Saturday, May 18, 2013

Nation & World

Seeking Spies

Why the CIA is having such a hard time keeping its best

By Linda Robinson and Kevin Whitelaw
Posted 2/5/06
Page 4 of 6

In the movie Syriana, the case officer portrayed by George Clooney meets alone with his sources throughout the film. That's the way it must be done, says Bob Baer, the real-life model for Clooney's character and the author of See No Evil, a memoir of his years as a covert operative in the Middle East. "You cannot pick up an asset with three cars, "Baer says. "... If [CIA officers] can't get out of the Green Zone, they've been marginalized. They are not able to see Iraqis in their native plumage."
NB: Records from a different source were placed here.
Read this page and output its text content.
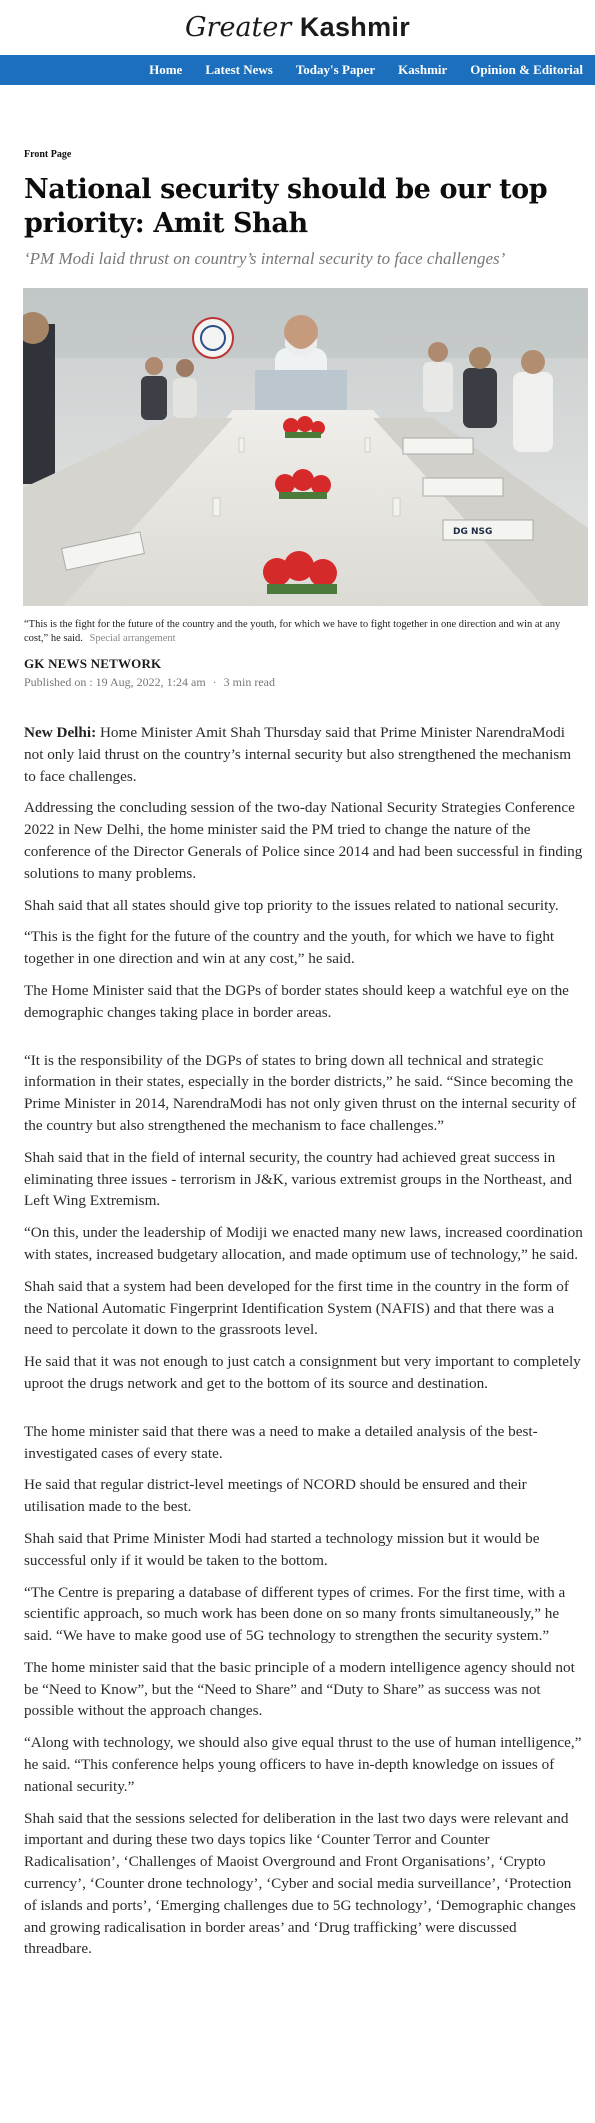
Greater Kashmir
Home Latest News Today's Paper Kashmir Opinion & Editorial
Front Page
National security should be our top priority: Amit Shah
‘PM Modi laid thrust on country’s internal security to face challenges’
DG NSG
“This is the fight for the future of the country and the youth, for which we have to fight together in one direction and win at any cost,” he said. Special arrangement
GK NEWS NETWORK
Published on : 19 Aug, 2022, 1:24 am · 3 min read

New Delhi: Home Minister Amit Shah Thursday said that Prime Minister NarendraModi not only laid thrust on the country’s internal security but also strengthened the mechanism to face challenges.

Addressing the concluding session of the two-day National Security Strategies Conference 2022 in New Delhi, the home minister said the PM tried to change the nature of the conference of the Director Generals of Police since 2014 and had been successful in finding solutions to many problems.

Shah said that all states should give top priority to the issues related to national security.

“This is the fight for the future of the country and the youth, for which we have to fight together in one direction and win at any cost,” he said.

The Home Minister said that the DGPs of border states should keep a watchful eye on the demographic changes taking place in border areas.

“It is the responsibility of the DGPs of states to bring down all technical and strategic information in their states, especially in the border districts,” he said. “Since becoming the Prime Minister in 2014, NarendraModi has not only given thrust on the internal security of the country but also strengthened the mechanism to face challenges.”

Shah said that in the field of internal security, the country had achieved great success in eliminating three issues - terrorism in J&K, various extremist groups in the Northeast, and Left Wing Extremism.

“On this, under the leadership of Modiji we enacted many new laws, increased coordination with states, increased budgetary allocation, and made optimum use of technology,” he said.

Shah said that a system had been developed for the first time in the country in the form of the National Automatic Fingerprint Identification System (NAFIS) and that there was a need to percolate it down to the grassroots level.

He said that it was not enough to just catch a consignment but very important to completely uproot the drugs network and get to the bottom of its source and destination.

The home minister said that there was a need to make a detailed analysis of the best-investigated cases of every state.

He said that regular district-level meetings of NCORD should be ensured and their utilisation made to the best.

Shah said that Prime Minister Modi had started a technology mission but it would be successful only if it would be taken to the bottom.

“The Centre is preparing a database of different types of crimes. For the first time, with a scientific approach, so much work has been done on so many fronts simultaneously,” he said. “We have to make good use of 5G technology to strengthen the security system.”

The home minister said that the basic principle of a modern intelligence agency should not be “Need to Know”, but the “Need to Share” and “Duty to Share” as success was not possible without the approach changes.

“Along with technology, we should also give equal thrust to the use of human intelligence,” he said. “This conference helps young officers to have in-depth knowledge on issues of national security.”

Shah said that the sessions selected for deliberation in the last two days were relevant and important and during these two days topics like ‘Counter Terror and Counter Radicalisation’, ‘Challenges of Maoist Overground and Front Organisations’, ‘Crypto currency’, ‘Counter drone technology’, ‘Cyber and social media surveillance’, ‘Protection of islands and ports’, ‘Emerging challenges due to 5G technology’, ‘Demographic changes and growing radicalisation in border areas’ and ‘Drug trafficking’ were discussed threadbare.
Whipsawed? Compounding the challenges for the D.O. is a new wave of political uncertainty that some veteran case officers say is having a profound impact on morale. The public drubbing of the CIA over its failures of 9/11 and the prewar intelligence on Iraq was bad enough, but the controversy over aggressive questioning of terrorist suspects and the legal authorization to do so is also deeply worrisome to many in the D.O. Some case officers are concerned about being whipsawed for doing their jobs--punished by the courts after following orders approved by the executive branch--and left swinging in the wind.
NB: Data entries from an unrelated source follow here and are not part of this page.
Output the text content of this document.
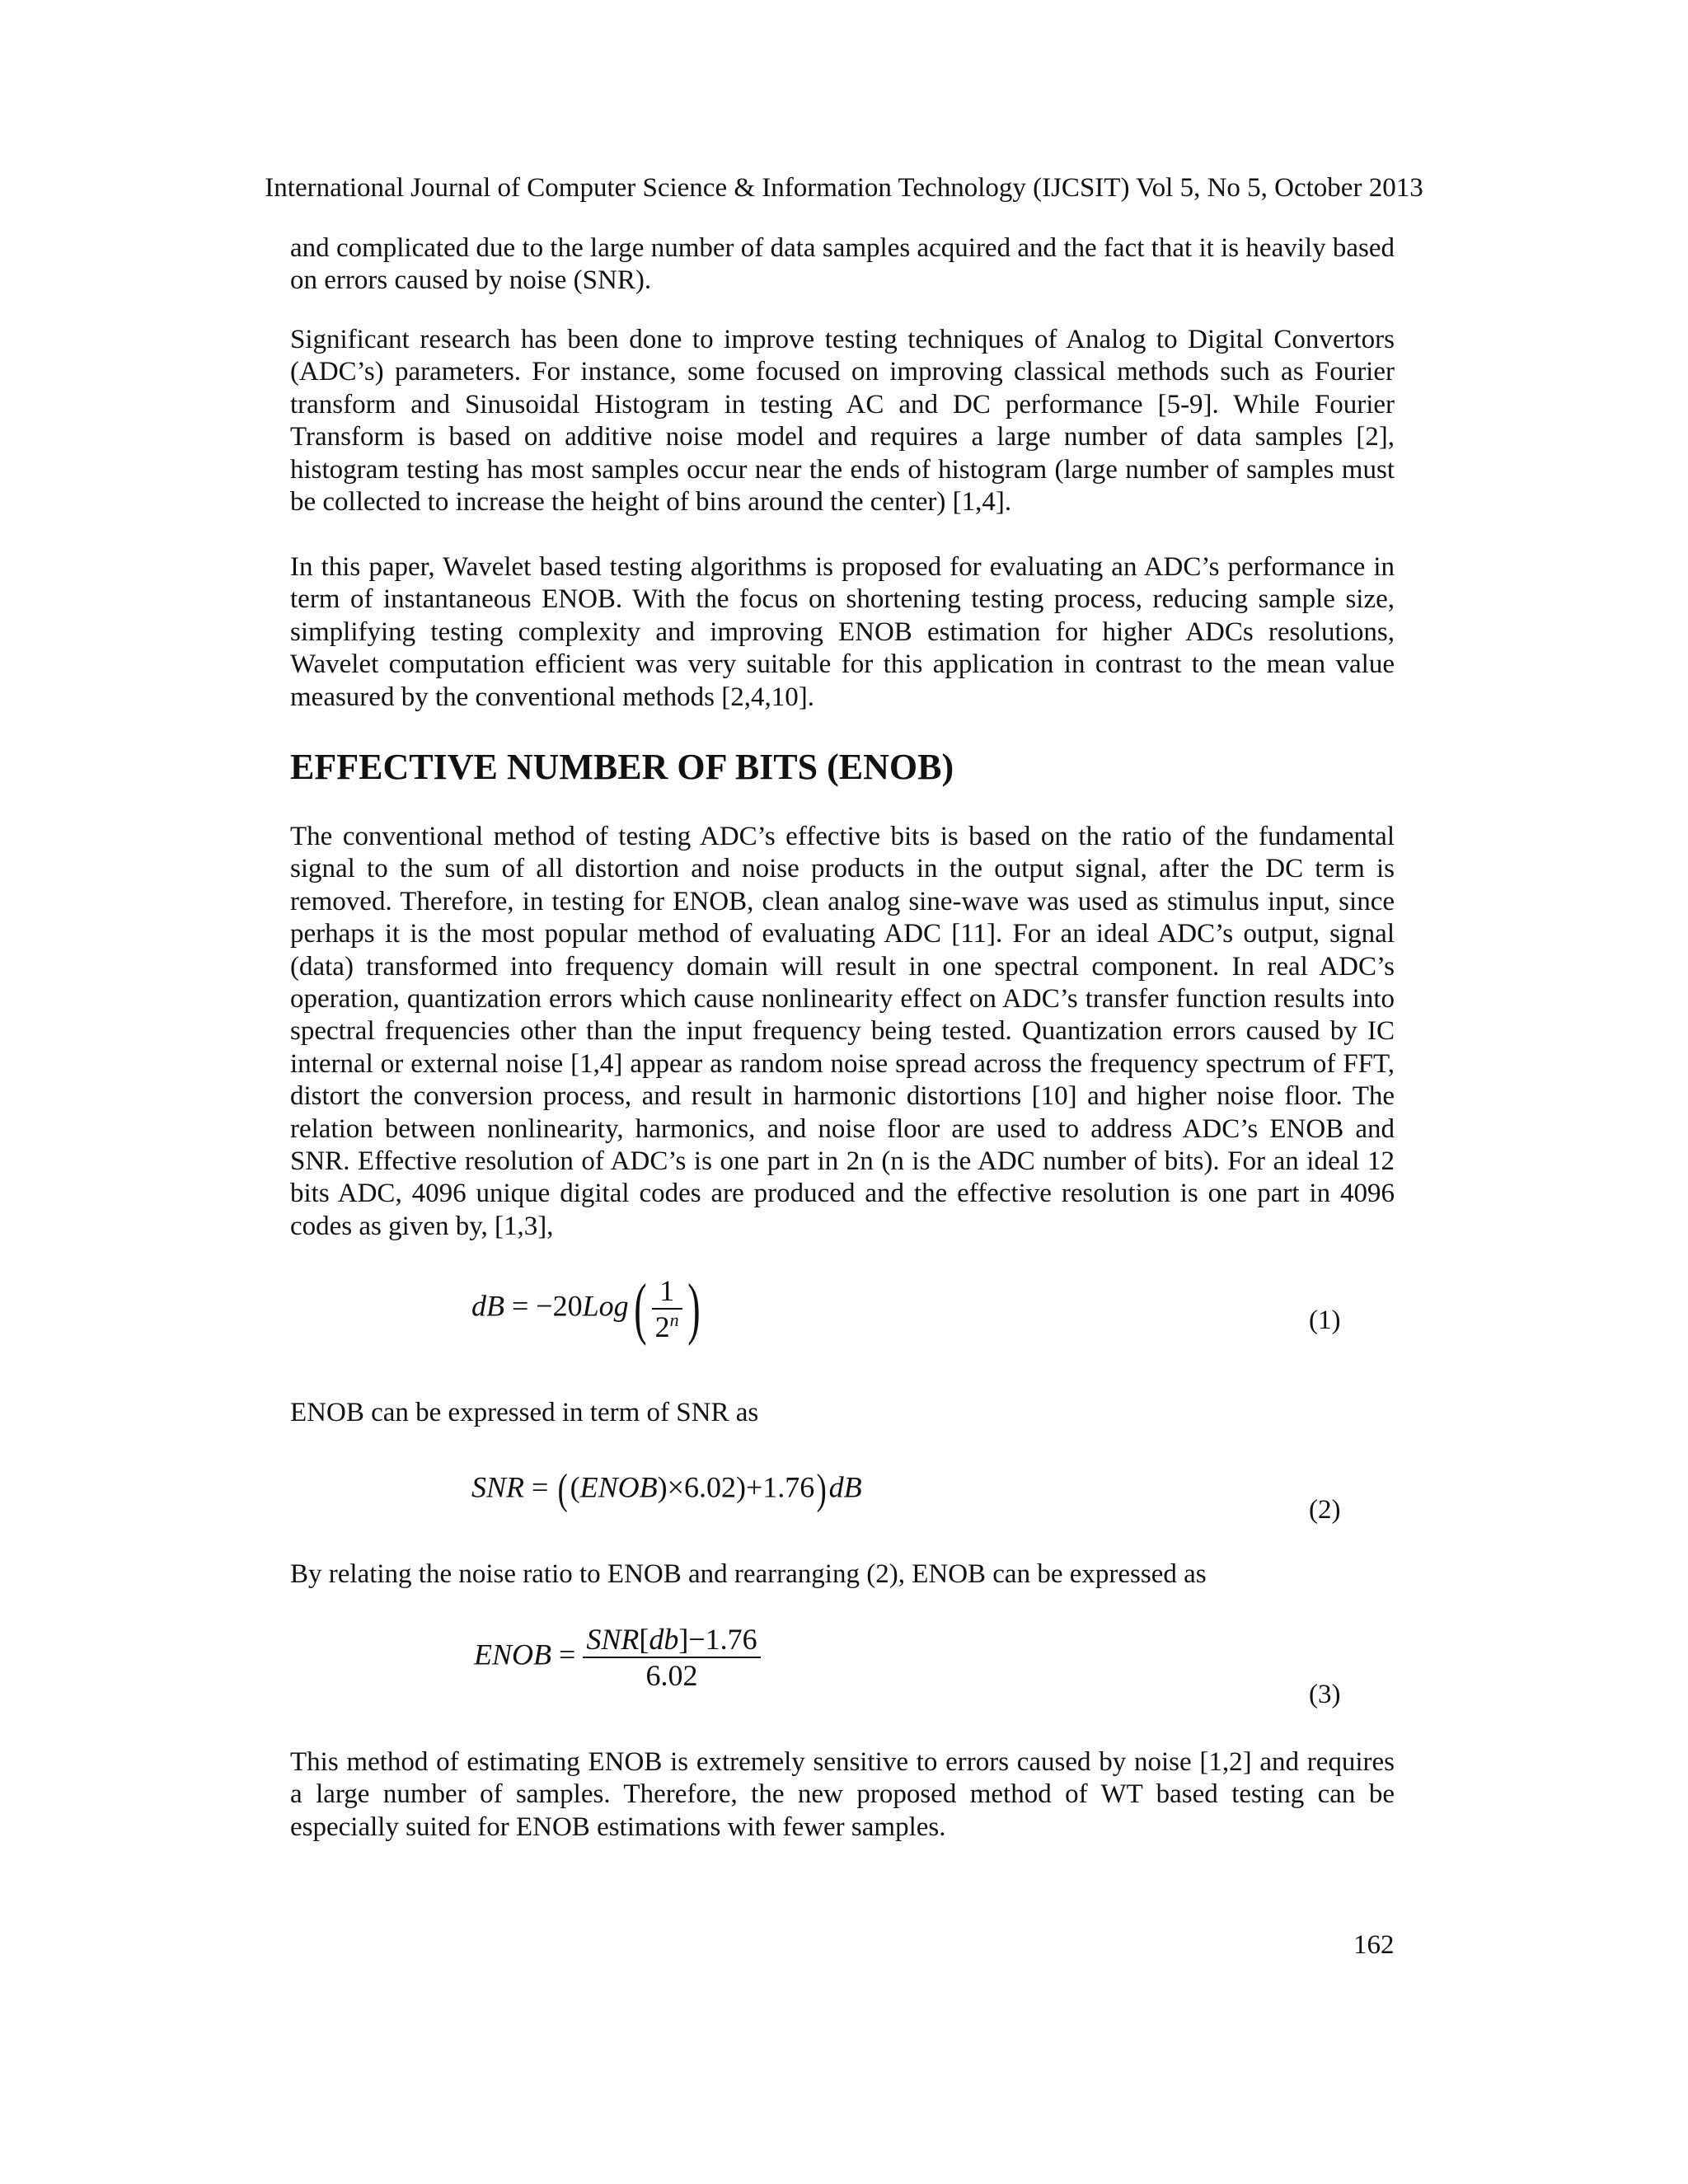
International Journal of Computer Science & Information Technology (IJCSIT) Vol 5, No 5, October 2013

and complicated due to the large number of data samples acquired and the fact that it is heavily based on errors caused by noise (SNR).

Significant research has been done to improve testing techniques of Analog to Digital Convertors (ADC’s) parameters. For instance, some focused on improving classical methods such as Fourier transform and Sinusoidal Histogram in testing AC and DC performance [5-9]. While Fourier Transform is based on additive noise model and requires a large number of data samples [2], histogram testing has most samples occur near the ends of histogram (large number of samples must be collected to increase the height of bins around the center) [1,4].

In this paper, Wavelet based testing algorithms is proposed for evaluating an ADC’s performance in term of instantaneous ENOB. With the focus on shortening testing process, reducing sample size, simplifying testing complexity and improving ENOB estimation for higher ADCs resolutions, Wavelet computation efficient was very suitable for this application in contrast to the mean value measured by the conventional methods [2,4,10].

EFFECTIVE NUMBER OF BITS (ENOB)

The conventional method of testing ADC’s effective bits is based on the ratio of the fundamental signal to the sum of all distortion and noise products in the output signal, after the DC term is removed. Therefore, in testing for ENOB, clean analog sine-wave was used as stimulus input, since perhaps it is the most popular method of evaluating ADC [11]. For an ideal ADC’s output, signal (data) transformed into frequency domain will result in one spectral component. In real ADC’s operation, quantization errors which cause nonlinearity effect on ADC’s transfer function results into spectral frequencies other than the input frequency being tested. Quantization errors caused by IC internal or external noise [1,4] appear as random noise spread across the frequency spectrum of FFT, distort the conversion process, and result in harmonic distortions [10] and higher noise floor. The relation between nonlinearity, harmonics, and noise floor are used to address ADC’s ENOB and SNR. Effective resolution of ADC’s is one part in 2n (n is the ADC number of bits). For an ideal 12 bits ADC, 4096 unique digital codes are produced and the effective resolution is one part in 4096 codes as given by, [1,3],

dB = $-20Log( \frac{1}{2^n}$ )	(1)

ENOB can be expressed in term of SNR as

SNR = ((ENOB)×6.02)+1.76)dB
(2)

By relating the noise ratio to ENOB and rearranging (2), ENOB can be expressed as

ENOB = $\frac{\text{SNR[db]−1.76}}{6.02}$
(3)

This method of estimating ENOB is extremely sensitive to errors caused by noise [1,2] and requires a large number of samples. Therefore, the new proposed method of WT based testing can be especially suited for ENOB estimations with fewer samples.

162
Bush with Director Goss, in the lobby of CIA headquarters
DAVID Y. LEE--POOL

Ignominy. Regardless of their view, many agree that when the rules change, people get hurt, and careers get ended. For example, after the Iran-contra affair in President Reagan's second term, several senior D.O. officers were forced out in ignominy; a few were prosecuted criminally. "That memory cast a long shadow," a Cold War-era veteran says. "These are U.S. government employees being told to do these things. They fear being hung out to dry."
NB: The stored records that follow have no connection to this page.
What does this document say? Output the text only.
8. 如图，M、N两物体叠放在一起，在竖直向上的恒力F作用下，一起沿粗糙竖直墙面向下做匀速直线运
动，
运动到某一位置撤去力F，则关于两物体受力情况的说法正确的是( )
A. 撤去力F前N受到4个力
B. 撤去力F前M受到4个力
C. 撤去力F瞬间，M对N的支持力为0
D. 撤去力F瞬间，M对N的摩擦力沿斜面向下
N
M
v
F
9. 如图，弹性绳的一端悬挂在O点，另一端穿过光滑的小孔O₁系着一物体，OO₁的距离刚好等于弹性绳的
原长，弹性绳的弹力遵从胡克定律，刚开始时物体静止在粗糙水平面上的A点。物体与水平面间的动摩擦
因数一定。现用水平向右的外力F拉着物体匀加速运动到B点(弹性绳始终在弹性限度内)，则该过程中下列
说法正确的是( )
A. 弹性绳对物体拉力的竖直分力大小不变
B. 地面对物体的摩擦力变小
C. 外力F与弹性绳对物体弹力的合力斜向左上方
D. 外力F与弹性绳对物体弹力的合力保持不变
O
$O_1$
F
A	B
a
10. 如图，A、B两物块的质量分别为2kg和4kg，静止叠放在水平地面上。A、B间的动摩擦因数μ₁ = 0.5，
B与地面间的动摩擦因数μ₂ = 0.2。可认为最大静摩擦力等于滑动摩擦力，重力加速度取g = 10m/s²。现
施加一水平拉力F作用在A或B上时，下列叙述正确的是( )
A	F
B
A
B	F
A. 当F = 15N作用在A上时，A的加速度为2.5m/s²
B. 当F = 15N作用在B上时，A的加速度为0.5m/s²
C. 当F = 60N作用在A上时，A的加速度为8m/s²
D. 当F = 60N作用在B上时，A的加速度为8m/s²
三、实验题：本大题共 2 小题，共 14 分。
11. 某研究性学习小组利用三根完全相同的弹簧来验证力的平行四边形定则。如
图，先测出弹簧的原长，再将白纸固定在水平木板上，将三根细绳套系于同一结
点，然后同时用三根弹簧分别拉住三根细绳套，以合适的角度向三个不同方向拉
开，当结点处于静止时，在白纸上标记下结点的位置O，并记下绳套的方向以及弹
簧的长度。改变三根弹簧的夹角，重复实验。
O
It's not just the uncertainty and the plunging morale that are causing case officers to pack it in, some say; today it's the lure of big money. Private contractors like Blackwater, Science Applications International Corp., and Abraxas, a company formed in 2001 by former CIA officials, are hiring even midlevel CIA employees for salaries of $200,000 or more. Abraxas, founded by former D.O. veteran Hollis Helms, has hired 200 former intelligence officers and has won awards in the past two years for being one of the fastest-growing technology companies in North America. Its senior management is composed of former officials who left the CIA some years ago, including the CIA's former director of administration, its chief polygrapher, a former Africa division chief, and a China station chief. In an interview with Entrepreneur Weekly in November, Helms said, "At one point, we calculated that our employees have over 3,000 years of experience in foreign intelligence." Abraxas opened an office in China in 2004, expanding its offerings of "global risk mitigation services" to private and government clients. One of those services uses proprietary technology to detect suspected terrorists' surveillance of airports or industrial installations. Another provides business-intelligence units that perform "deception detection" with experts trained to spot physical and behavioral clues that someone is lying.

A particular irony of the current situation in the D.O. is that its personnel needs are so great that executives often turn to newly minted contractors, known as "green badgers," and invite them to return to work at the agency. As contractors, they generally cannot serve as supervisors, although exceptions can be made. Like regular case officers, the green badgers collect intelligence and serve as watch officers, but their administrative and mentoring talents are largely lost to the agency. Some contractors have reopened stations in countries where the CIA had closed them in the 1990s. Some see their reopening as a positive development except for the fact, as one agency veteran notes, that the taxpayers are "just paying more."